During the opening ceremony, Bachelet and Moreno also recognized the winners of this year’s Inter-American Awards for Financial and Entrepreneurial Innovation : Banco Prodem of Bolivia, which won the 2015 Award for Financial Inclusion; Microempresas de Colombia, which won the award for Best Savings Product with a Purpose; and Bicla Diseño, which won the Local Microenterprise Award.

Before the official opening of FOROMIC, the Chilean Ministry of Economy, Development, and Tourism hosted Chile Day, featuring panel discussions on policies and programs that support micro and small entrepreneurs in the country, and on the experiences of Chilean business owners.

In addition, the MIF published the 2015 edition of its annual “Financial Inclusion: Data and Trends” report, based on the most comprehensive database ever compiled of retail financial institutions in Latin America and the Caribbean. The publication combines information on access points, portfolio types (microcredit, housing, consumer, enterprise lending), differing kinds of deposit accounts, and other indicators from over 3,000 banks, cooperatives, other financial institutions, and nongovernmental organizations.

The microenterprise forum, which will continue through October 28, will cover issues such as the power of data for financial inclusion, new technological channels for financial services, opportunities for green microfinance, and promotion of social entrepreneurship.

About the IDB

The Inter-American Development Bank is devoted to improving lives. Established in 1959, the IDB is a leading source oflong-term financing for economic, social and institutional development in Latin America and the Caribbean. The IDB also conducts cutting-edge research and provides policy advice, technical assistance and training to public and private sector clients throughout the region.

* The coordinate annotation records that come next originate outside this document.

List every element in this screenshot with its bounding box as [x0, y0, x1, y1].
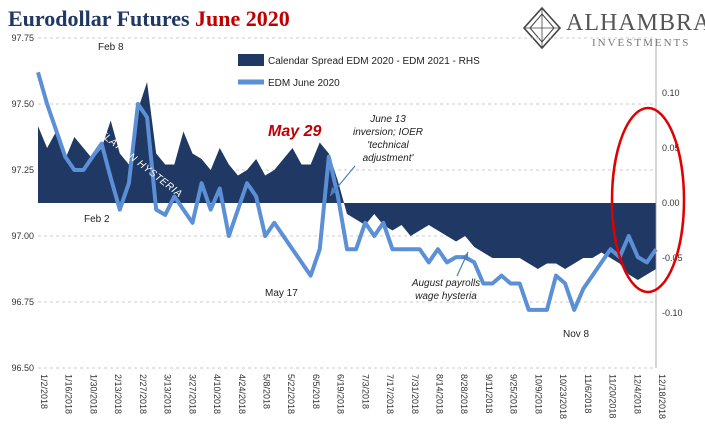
- annotation-august-line2: wage hysteria: [415, 291, 477, 302]
- x-tick-label: 3/13/2018: [163, 374, 173, 414]
- x-axis-ticks: 1/2/2018 1/16/2018 1/30/2018 2/13/2018 2/27/…: [39, 374, 667, 419]
- x-tick-label: 11/20/2018: [608, 374, 618, 418]
- spread-layer: [38, 82, 656, 280]
- x-tick-label: 6/5/2018: [311, 374, 321, 409]
- x-tick-label: 5/22/2018: [286, 374, 296, 414]
- annotation-nov8: Nov 8: [563, 329, 590, 340]
- x-tick-label: 2/27/2018: [138, 374, 148, 414]
- annotation-may17: May 17: [265, 288, 298, 299]
- x-tick-label: 8/28/2018: [459, 374, 469, 414]
- left-axis-ticks: 96.50 96.75 97.00 97.25 97.50 97.75: [11, 33, 34, 373]
- x-tick-label: 7/3/2018: [360, 374, 370, 409]
- annotation-august-line1: August payrolls: [411, 278, 480, 289]
- x-tick-label: 8/14/2018: [435, 374, 445, 414]
- left-tick-label: 97.00: [11, 231, 34, 241]
- x-tick-label: 7/31/2018: [410, 374, 420, 414]
- left-tick-label: 96.50: [11, 363, 34, 373]
- x-tick-label: 6/19/2018: [336, 374, 346, 414]
- annotation-june13-line4: adjustment': [363, 153, 415, 164]
- x-tick-label: 11/6/2018: [583, 374, 593, 413]
- annotation-june13-line1: June 13: [369, 114, 406, 125]
- x-tick-label: 1/2/2018: [39, 374, 49, 409]
- x-tick-label: 5/8/2018: [261, 374, 271, 409]
- left-tick-label: 97.25: [11, 165, 34, 175]
- left-tick-label: 97.50: [11, 99, 34, 109]
- x-tick-label: 10/23/2018: [558, 374, 568, 419]
- legend-swatch-spread: [238, 54, 264, 66]
- right-axis-ticks: -0.10 -0.05 0.00 0.05 0.10: [662, 88, 683, 318]
- right-tick-label: -0.10: [662, 308, 683, 318]
- x-tick-label: 12/4/2018: [632, 374, 642, 414]
- x-tick-label: 7/17/2018: [385, 374, 395, 414]
- diamond-logo-icon: [522, 6, 562, 50]
- right-tick-label: -0.05: [662, 253, 683, 263]
- edm-june-2020-line: [36, 71, 658, 312]
- x-tick-label: 9/11/2018: [484, 374, 494, 413]
- annotation-june13-line3: 'technical: [367, 140, 409, 151]
- x-tick-label: 10/9/2018: [533, 374, 543, 414]
- logo-brand-text: ALHAMBRA: [566, 10, 705, 36]
- x-tick-label: 12/18/2018: [657, 374, 667, 419]
- chart-title-accent: June 2020: [195, 6, 290, 31]
- x-tick-label: 2/13/2018: [113, 374, 123, 414]
- legend: Calendar Spread EDM 2020 - EDM 2021 - RH…: [238, 54, 480, 89]
- x-tick-label: 9/25/2018: [509, 374, 519, 414]
- annotation-may29: May 29: [268, 123, 321, 140]
- x-tick-label: 4/24/2018: [237, 374, 247, 414]
- annotation-feb2: Feb 2: [84, 214, 110, 225]
- left-tick-label: 97.75: [11, 33, 34, 43]
- right-tick-label: 0.05: [662, 143, 680, 153]
- annotation-feb8: Feb 8: [98, 42, 124, 53]
- legend-label-spread: Calendar Spread EDM 2020 - EDM 2021 - RH…: [268, 56, 480, 67]
- annotation-august-arrowhead: [462, 252, 468, 261]
- left-tick-label: 96.75: [11, 297, 34, 307]
- calendar-spread-area: [38, 82, 656, 280]
- highlight-circle: [610, 106, 686, 294]
- x-tick-label: 1/30/2018: [88, 374, 98, 414]
- chart-title-main: Eurodollar Futures: [8, 6, 190, 31]
- annotation-june13-line2: inversion; IOER: [353, 127, 423, 138]
- x-tick-label: 4/10/2018: [212, 374, 222, 414]
- annotation-june13-arrowhead: [330, 187, 337, 196]
- right-tick-label: 0.00: [662, 198, 680, 208]
- x-tick-label: 3/27/2018: [187, 374, 197, 414]
- chart-title: Eurodollar Futures June 2020: [8, 6, 290, 32]
- legend-label-edm: EDM June 2020: [268, 78, 340, 89]
- edm-layer: [36, 71, 658, 312]
- right-tick-label: 0.10: [662, 88, 680, 98]
- alhambra-logo: ALHAMBRA INVESTMENTS: [522, 6, 705, 56]
- x-tick-label: 1/16/2018: [64, 374, 74, 414]
- logo-sub-text: INVESTMENTS: [592, 37, 691, 49]
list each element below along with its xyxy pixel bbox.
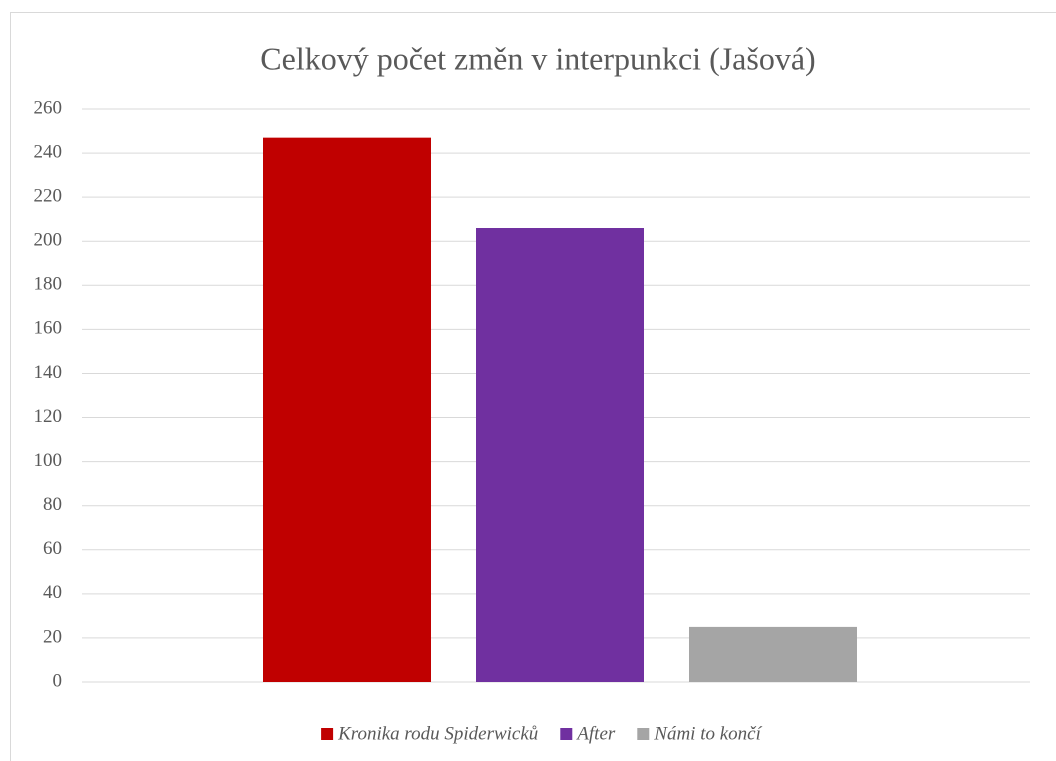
y-tick-label: 260 xyxy=(34,97,63,118)
chart-title: Celkový počet změn v interpunkci (Jašová… xyxy=(260,40,815,76)
bar xyxy=(263,137,431,682)
y-tick-label: 80 xyxy=(43,494,62,515)
y-tick-label: 140 xyxy=(34,362,63,383)
y-tick-label: 0 xyxy=(53,670,63,691)
y-tick-label: 40 xyxy=(43,582,62,603)
y-tick-label: 240 xyxy=(34,141,63,162)
y-tick-label: 180 xyxy=(34,274,63,295)
y-tick-label: 60 xyxy=(43,538,62,559)
y-tick-label: 160 xyxy=(34,318,63,339)
bar xyxy=(689,626,857,682)
y-tick-label: 220 xyxy=(34,186,63,207)
legend-swatch xyxy=(321,728,334,740)
legend-label: After xyxy=(575,723,616,744)
bar xyxy=(476,228,644,682)
y-tick-label: 120 xyxy=(34,406,63,427)
legend-label: Námi to končí xyxy=(653,723,762,744)
y-tick-label: 20 xyxy=(43,626,62,647)
legend-swatch xyxy=(560,728,573,740)
y-tick-label: 100 xyxy=(34,450,63,471)
legend-swatch xyxy=(637,728,650,740)
y-tick-label: 200 xyxy=(34,230,63,251)
legend-label: Kronika rodu Spiderwicků xyxy=(337,723,538,744)
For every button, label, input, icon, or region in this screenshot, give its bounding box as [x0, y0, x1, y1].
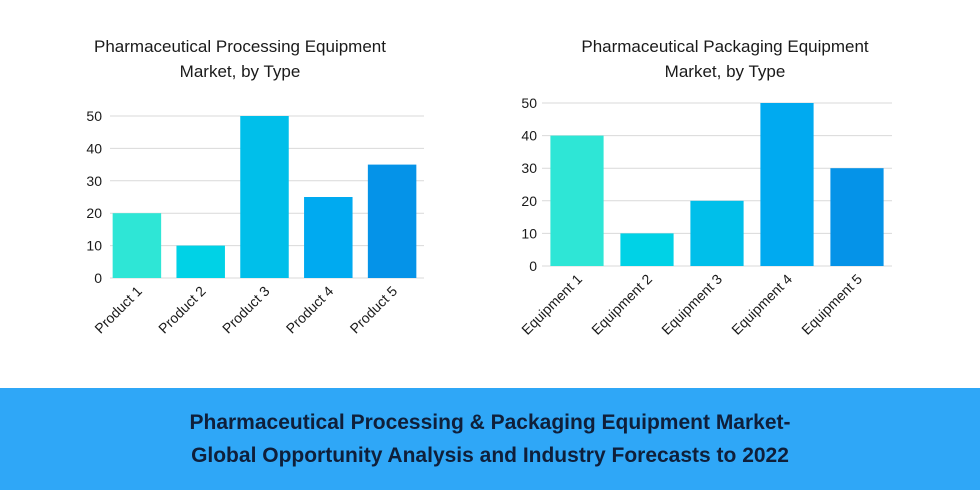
chart-title: Pharmaceutical Packaging Equipment Marke… [510, 34, 940, 84]
bar [176, 245, 225, 278]
x-tick-label: Equipment 4 [728, 271, 795, 338]
y-tick-label: 30 [521, 160, 537, 176]
processing-equipment-chart: Pharmaceutical Processing Equipment Mark… [0, 0, 480, 388]
y-tick-label: 40 [86, 140, 102, 156]
chart-title: Pharmaceutical Processing Equipment Mark… [40, 34, 440, 84]
banner-text: Pharmaceutical Processing & Packaging Eq… [189, 406, 790, 472]
bar [760, 103, 814, 266]
banner-line-2: Global Opportunity Analysis and Industry… [191, 444, 789, 467]
bar [367, 164, 417, 278]
bar [240, 116, 289, 278]
bar [690, 200, 744, 266]
bar [304, 197, 353, 278]
bar [830, 168, 884, 266]
y-tick-label: 20 [86, 205, 102, 221]
banner-line-1: Pharmaceutical Processing & Packaging Eq… [189, 411, 791, 434]
x-tick-label: Product 2 [155, 283, 209, 337]
y-tick-label: 50 [521, 95, 537, 111]
y-tick-label: 10 [521, 225, 537, 241]
x-tick-label: Equipment 2 [588, 271, 655, 338]
x-tick-label: Product 4 [283, 283, 337, 337]
bar [550, 135, 604, 266]
chart-title-line-2: Market, by Type [179, 62, 301, 81]
bar [112, 213, 162, 278]
chart-title-line-1: Pharmaceutical Packaging Equipment [581, 37, 869, 56]
bar [620, 233, 674, 266]
packaging-equipment-chart: Pharmaceutical Packaging Equipment Marke… [490, 0, 980, 388]
x-tick-label: Equipment 1 [518, 271, 585, 338]
y-tick-label: 0 [94, 270, 102, 286]
y-tick-label: 30 [86, 173, 102, 189]
y-tick-label: 50 [86, 108, 102, 124]
y-tick-label: 20 [521, 193, 537, 209]
chart-title-line-1: Pharmaceutical Processing Equipment [94, 37, 386, 56]
x-tick-label: Product 1 [91, 283, 145, 337]
report-banner: Pharmaceutical Processing & Packaging Eq… [0, 388, 980, 490]
x-tick-label: Product 5 [347, 283, 401, 337]
x-tick-label: Product 3 [219, 283, 273, 337]
y-tick-label: 0 [529, 258, 537, 274]
chart-title-line-2: Market, by Type [664, 62, 786, 81]
x-tick-label: Equipment 5 [798, 271, 865, 338]
x-tick-label: Equipment 3 [658, 271, 725, 338]
y-tick-label: 40 [521, 128, 537, 144]
y-tick-label: 10 [86, 238, 102, 254]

About the Multilateral Investment Fund

The Multilateral Investment Fund (MIF), a member of the Inter-American Development Bank (IDB) Group, is funded by 39 donors and supports private sector-led development benefitting low-income populations and the poor - their businesses, their farms, and their households. The aim is to give them the tools to boost their incomes: access to markets and the skills to compete in those markets, access to finance, and access to basic services, including green technology. A core MIF mission is to act as a development laboratory - experimenting, pioneering, and taking risks in order to build and support successful micro and SME business models.